The last fish and chips got me.
Not because it was life-changing fish and chips. It really wasn’t. But because it was the last one.
We leave Oxford at the end of this week, and I’ve been noticing all the little lasts. One more trip into London to see a friend. A few more walks through streets that somehow became mine. The strange feeling of knowing something is ending while you’re still in it.
It’s hard to believe we’re already here.
This season has gone by fast and slow in that very odd way meaningful seasons do. Part of me feels like we just got here. Part of me feels like I’ve lived a whole little life inside these months. I think that’s how meaningful seasons work. They stretch time. They change us while we’re busy living them.
Oxford gave me a lot. A different rhythm. Space to think.
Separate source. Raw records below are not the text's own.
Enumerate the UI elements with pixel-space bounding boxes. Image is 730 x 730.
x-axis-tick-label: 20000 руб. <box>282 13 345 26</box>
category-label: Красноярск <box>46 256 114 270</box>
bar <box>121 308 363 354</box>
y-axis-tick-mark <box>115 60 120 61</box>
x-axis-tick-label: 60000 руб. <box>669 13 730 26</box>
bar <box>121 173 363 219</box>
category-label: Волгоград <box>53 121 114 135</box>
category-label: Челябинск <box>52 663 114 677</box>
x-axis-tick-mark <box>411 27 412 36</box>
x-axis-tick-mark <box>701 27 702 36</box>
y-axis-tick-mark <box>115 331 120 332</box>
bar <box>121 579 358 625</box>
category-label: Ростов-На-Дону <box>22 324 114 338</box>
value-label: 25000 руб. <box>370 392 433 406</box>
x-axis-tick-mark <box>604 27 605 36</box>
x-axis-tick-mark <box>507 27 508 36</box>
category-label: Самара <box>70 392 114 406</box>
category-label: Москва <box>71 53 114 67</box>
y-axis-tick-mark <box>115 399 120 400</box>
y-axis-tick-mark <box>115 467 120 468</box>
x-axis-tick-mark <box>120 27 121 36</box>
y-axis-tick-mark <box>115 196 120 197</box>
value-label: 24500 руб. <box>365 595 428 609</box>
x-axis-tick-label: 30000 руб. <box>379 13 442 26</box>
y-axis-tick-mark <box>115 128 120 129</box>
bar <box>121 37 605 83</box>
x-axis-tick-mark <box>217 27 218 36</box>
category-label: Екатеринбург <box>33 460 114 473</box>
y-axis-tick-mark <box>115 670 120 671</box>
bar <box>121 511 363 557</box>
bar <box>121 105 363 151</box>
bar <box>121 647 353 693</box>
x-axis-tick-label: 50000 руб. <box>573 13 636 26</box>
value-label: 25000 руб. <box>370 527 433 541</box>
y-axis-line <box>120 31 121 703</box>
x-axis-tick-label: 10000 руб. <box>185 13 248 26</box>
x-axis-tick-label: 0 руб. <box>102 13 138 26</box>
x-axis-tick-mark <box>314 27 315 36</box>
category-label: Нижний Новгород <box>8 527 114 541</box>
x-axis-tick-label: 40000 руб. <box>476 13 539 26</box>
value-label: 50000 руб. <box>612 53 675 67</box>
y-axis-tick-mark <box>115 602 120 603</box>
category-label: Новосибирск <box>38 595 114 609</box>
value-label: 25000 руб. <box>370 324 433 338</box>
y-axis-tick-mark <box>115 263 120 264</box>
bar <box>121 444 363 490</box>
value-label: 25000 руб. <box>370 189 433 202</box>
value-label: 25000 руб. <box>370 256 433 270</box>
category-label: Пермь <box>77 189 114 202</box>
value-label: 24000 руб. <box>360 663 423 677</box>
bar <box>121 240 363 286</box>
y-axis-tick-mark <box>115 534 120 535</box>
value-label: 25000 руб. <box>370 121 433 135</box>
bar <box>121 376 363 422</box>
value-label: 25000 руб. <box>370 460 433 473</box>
Space to dream a little. Space to rest in a way that regular life does not always make easy. And I feel deeply grateful for that.
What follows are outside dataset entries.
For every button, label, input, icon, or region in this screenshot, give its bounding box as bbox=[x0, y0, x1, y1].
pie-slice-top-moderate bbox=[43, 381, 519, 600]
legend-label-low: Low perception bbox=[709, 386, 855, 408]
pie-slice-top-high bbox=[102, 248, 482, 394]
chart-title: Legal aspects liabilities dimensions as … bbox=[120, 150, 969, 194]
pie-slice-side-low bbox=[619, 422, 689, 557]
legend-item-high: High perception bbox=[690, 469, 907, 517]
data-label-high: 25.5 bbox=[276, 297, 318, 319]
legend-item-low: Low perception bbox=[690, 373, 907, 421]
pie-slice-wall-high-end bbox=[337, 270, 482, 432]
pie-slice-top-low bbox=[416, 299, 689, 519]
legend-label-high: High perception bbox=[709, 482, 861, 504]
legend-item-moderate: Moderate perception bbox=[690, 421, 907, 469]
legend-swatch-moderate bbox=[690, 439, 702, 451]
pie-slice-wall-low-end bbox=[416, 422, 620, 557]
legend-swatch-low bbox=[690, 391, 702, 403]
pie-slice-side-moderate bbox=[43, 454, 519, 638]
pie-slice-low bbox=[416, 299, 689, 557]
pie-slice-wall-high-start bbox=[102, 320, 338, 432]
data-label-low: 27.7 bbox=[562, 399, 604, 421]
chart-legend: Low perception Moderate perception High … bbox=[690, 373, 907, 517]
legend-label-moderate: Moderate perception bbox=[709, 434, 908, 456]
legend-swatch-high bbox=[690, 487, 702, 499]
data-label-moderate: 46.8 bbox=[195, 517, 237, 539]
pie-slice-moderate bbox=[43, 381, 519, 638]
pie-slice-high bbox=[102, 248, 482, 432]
Not every season gives us the same thing. Some seasons are about pushing. Some are about building. Some are honestly about just hanging on and getting through. And some, if we’re lucky, let us breathe a little deeper and pay better attention.
I’ve had a lot of change in my adult life. I’ve moved many times. I’ve had to start over more than once. Figure out a new place. Find my footing. Make a life again.
And when I look back on that, I feel proud.
Not because I always handled it gracefully. Definitely not that. But because I have learned how to enter a new season and make something of it. I’ve learned how to leave, and I’ve learned how to begin again.
That still doesn’t make leaving easy.
I think we sometimes rush to turn transitions into lessons too quickly. We want the meaning tied up in a bow before we’ve even fully let ourselves feel the loss of what’s ending.
But not everything needs to be wrapped up right away.
Some seasons just need to be noticed while they’re ending.
Some things deserve a pause and a little more attention.
A quiet acknowledgement: this mattered.
I know I’m not the only one standing at the edge of a season.
Maybe yours looks different than mine. Maybe you’re leaving a role, finishing something important, watching a relationship change, sending a child into a new chapter, or just sensing that life is shifting under your feet a bit.
That in-between space can feel unsteady. But it can also be revealing.
It shows us what we loved. What we’ll miss. What we want to carry forward. And sometimes, it reminds us that we already know how to do this. We already know how to meet change, even when we don’t entirely like it.
As I get ready to leave Oxford, that’s what I keep coming back to: gratitude for this season, and a quiet trust in myself. Not a flashy kind of confidence. Just the steady kind that comes from having lived through enough endings to know I can make my way into a new beginning.
Maybe that’s one of the gifts of endings.
They remind us that life changes shape. And they remind us that we can change with it.